The department escalated pressure on Iran on January 15, when OFAC announced sanctions targeting what Treasury called senior Iranian officials tied to a violent crackdown on demonstrators and “shadow banking” networks that it said launder proceeds from petroleum and petrochemical sales. Treasury said the action was taken under multiple executive orders, including authorities tied to human rights abuses and sanctions aimed at Iran’s financial and energy sectors.

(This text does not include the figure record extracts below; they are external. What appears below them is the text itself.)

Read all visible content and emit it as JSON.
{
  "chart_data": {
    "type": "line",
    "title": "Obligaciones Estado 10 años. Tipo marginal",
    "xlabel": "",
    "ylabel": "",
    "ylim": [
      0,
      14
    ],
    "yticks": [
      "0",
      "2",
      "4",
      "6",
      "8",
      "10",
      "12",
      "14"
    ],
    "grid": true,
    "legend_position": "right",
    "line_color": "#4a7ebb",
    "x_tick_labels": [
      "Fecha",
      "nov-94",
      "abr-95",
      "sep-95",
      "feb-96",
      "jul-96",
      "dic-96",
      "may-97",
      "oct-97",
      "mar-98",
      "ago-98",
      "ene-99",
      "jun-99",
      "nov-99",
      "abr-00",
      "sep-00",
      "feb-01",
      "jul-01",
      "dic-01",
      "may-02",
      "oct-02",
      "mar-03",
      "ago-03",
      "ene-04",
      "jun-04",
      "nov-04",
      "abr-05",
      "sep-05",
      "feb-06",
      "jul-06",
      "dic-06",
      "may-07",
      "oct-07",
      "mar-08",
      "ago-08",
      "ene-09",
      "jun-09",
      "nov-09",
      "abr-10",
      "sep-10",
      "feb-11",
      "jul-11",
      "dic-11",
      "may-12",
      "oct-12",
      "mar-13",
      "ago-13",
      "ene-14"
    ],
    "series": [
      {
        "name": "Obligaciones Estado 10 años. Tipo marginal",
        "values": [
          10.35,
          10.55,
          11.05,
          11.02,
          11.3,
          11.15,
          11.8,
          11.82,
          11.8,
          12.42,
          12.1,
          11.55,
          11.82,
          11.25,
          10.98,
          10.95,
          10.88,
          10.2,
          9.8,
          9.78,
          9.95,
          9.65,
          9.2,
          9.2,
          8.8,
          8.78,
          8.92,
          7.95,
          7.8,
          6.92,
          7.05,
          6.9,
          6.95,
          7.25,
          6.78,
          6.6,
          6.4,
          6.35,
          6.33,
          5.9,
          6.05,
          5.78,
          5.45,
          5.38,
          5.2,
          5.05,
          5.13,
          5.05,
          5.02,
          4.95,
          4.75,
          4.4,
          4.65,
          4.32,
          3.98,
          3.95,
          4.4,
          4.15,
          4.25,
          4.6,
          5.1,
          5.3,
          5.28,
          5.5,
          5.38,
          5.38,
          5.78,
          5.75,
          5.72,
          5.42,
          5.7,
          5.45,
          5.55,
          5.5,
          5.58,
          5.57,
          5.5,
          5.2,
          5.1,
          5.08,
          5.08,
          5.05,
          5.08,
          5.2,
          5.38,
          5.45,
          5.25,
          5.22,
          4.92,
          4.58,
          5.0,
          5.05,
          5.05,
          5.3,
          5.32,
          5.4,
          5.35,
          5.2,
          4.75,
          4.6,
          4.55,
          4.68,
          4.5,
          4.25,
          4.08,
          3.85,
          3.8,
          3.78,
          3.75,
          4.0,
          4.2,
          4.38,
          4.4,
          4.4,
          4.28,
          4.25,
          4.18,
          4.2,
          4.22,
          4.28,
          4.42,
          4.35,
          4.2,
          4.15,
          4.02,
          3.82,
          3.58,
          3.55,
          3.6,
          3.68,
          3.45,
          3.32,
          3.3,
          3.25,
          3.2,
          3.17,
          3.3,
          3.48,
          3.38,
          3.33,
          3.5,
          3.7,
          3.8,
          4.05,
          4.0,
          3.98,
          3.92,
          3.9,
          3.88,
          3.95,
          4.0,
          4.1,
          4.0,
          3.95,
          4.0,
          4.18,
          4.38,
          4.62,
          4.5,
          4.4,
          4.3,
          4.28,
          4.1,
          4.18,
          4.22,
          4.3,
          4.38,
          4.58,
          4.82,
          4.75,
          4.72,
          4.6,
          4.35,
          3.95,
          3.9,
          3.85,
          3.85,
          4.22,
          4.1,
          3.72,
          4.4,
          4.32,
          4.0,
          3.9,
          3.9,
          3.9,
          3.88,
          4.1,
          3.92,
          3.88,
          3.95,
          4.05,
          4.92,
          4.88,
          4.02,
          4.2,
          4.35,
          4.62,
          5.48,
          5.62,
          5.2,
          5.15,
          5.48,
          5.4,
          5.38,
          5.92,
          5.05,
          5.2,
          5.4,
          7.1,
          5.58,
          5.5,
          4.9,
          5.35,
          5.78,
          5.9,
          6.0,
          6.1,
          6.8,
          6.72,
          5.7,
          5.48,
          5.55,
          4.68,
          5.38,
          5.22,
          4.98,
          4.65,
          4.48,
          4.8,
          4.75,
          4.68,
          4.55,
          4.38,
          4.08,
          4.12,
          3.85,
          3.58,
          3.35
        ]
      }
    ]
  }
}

Treasury named Ali Larijani, identified in the release as the secretary of Iran’s Supreme Council for National Security, among those sanctioned, and said it also targeted 18 individuals and entities allegedly involved in laundering proceeds from Iranian petroleum and petrochemical sales. The department cited what it described as a “maximum economic pressure” campaign against sanctions evasion networks and said it sanctioned more than 875 persons, vessels and aircraft in 2025 as part of that effort.

On January 16, Treasury announced another OFAC action, designating 21 individuals and entities and identifying one vessel it said were involved in transferring oil products, procuring weapons and dual-use equipment, and providing financial services for Ansarallah — the Iran-backed group commonly known as the Houthis. Treasury said the designations target financial conduits between Iran and the Houthis, as well as facilitators and front companies in Yemen, Oman and the United Arab Emirates that it said support revenue generation and smuggling.

Treasury described the action as building on prior steps taken after the State Department designated Ansarallah a Specially Designated Global Terrorist in February 2024 and later a Foreign Terrorist Organization in March 2025. The department said the Houthis generate more than $2 billion annually through illicit oil sales and alleged that Iran sells and provides a free monthly shipment of oil to the group using Iranian-owned or affiliated companies based in Dubai.

Across the actions, Treasury repeatedly said its aim is to sever access to money and logistics that sustain militant groups and hostile state actors, while tightening enforcement against domestic fraud schemes. The department also noted that sanctions are designed to change behavior and that OFAC can remove parties from the sanctions list consistent with the law.